Well, 2^256 (our total space) divided by 2^118 (our keys) is 2^138. That means we're using much less than 10^-41 of the space for all passwords that could even be remotely likely. If we're picking these randomly (and the definition of a PRF says we are), the chances of two colliding are, um, small. And if two somehow did, no attacker would ever be able to predict it.
Take away lesson: Use PBKDF2 (or another good KDF like scrypt or bcrypt) to convert passwords into keys. Use a lot of iterations (10,000-100,000 at a minimum). Do not worry about the collisions.
You may be interested in a little more discussion of this in Brute-Forcing Passwords.

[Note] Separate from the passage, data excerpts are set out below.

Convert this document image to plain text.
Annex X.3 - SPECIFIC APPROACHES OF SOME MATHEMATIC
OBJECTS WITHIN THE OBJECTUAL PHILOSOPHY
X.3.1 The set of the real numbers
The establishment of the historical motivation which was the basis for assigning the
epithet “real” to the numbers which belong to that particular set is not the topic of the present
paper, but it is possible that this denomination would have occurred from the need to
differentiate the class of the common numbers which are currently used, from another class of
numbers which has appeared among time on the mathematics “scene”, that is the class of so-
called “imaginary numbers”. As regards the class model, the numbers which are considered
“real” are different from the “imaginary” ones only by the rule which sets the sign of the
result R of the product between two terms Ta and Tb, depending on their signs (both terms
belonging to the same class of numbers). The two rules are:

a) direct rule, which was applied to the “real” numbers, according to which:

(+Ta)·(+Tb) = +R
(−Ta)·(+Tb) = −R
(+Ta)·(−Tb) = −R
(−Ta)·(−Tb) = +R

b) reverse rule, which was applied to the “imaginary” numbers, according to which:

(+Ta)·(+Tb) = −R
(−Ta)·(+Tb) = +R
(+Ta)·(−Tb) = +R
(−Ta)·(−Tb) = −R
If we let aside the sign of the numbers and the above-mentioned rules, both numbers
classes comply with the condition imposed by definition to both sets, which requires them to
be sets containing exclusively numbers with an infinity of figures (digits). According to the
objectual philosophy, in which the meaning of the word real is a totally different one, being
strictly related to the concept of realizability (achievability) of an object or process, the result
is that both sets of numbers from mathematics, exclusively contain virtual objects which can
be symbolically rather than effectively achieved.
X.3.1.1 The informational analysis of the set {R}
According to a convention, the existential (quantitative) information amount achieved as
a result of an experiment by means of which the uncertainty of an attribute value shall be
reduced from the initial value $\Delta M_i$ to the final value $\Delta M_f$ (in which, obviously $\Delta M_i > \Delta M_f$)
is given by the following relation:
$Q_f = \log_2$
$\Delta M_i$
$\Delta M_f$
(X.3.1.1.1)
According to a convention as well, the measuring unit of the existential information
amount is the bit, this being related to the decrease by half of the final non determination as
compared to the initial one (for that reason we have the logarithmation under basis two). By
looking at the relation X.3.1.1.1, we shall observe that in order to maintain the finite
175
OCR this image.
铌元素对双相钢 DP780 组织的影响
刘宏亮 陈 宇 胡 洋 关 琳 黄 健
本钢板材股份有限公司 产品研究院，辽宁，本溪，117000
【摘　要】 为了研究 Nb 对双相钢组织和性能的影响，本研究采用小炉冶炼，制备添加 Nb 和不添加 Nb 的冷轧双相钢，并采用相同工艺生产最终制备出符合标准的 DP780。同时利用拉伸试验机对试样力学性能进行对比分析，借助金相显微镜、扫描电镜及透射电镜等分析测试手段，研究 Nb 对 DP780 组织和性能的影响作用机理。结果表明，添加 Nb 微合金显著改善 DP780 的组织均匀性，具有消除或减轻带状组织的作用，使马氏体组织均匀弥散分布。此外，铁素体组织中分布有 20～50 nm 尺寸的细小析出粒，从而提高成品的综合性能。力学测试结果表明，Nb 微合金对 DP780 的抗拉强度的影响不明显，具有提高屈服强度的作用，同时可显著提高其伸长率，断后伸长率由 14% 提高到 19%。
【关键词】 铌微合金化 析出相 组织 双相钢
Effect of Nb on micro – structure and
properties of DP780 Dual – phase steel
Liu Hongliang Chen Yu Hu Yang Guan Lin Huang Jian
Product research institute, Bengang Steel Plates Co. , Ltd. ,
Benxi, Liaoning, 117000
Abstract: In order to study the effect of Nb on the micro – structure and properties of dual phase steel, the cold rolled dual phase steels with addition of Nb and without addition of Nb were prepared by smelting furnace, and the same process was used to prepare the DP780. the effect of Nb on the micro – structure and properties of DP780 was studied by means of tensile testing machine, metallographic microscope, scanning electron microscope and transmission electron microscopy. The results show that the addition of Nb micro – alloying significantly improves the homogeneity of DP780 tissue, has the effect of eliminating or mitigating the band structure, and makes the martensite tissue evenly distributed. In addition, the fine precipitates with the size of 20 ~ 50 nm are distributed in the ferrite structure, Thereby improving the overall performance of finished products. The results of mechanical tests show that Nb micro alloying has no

As the second snippet said, each iteration makes each "guess" a hacker makes take longer, therefore increasing the total time it will take then to crack an average password.
Search space is all the possible hashes for a password after however many iterations you are using. Each iteration decreases the search space.
Because of #1, as the size of the search space decreases, the time to check each possibility increases, balancing out that negative effect.
According to the second snippet, answers #1 and #3 say it actually isn't.
I hope this makes sense, it's a very complicated topic.

The reason to iterate is to make it harder for an attacker to brute force the hash. If you have a single round of hashing for a value, then in order to precompute a table for cracking that hash, you need to do 1 * keyspace hashes. If you do 1000 hashes of the value, then it would require the work of 1000 * keyspace.
Search space generally refers to the total number of combinations of characters that could make up a password.
I would say that the reduction of search space is irrelevant because passwords are generally not cracked by attempting 0000000, then 0000001, etc. They are instead attempted to be cracked by using dictionaries and combinatorics. There is essentially a realm of passwords that are likely to get cracked (like "password", "abcdef1", "goshawks", etc.), but creating a larger work factor will make it much more difficult for an attacker to hit all of the likely passwords in the space. Combining that with a salt, means they have to do all of the work for those likely passwords, for every hash they want to crack.
The reduction in search space becomes relevant if you are trying to crack something that is random and could take up any value in the search space.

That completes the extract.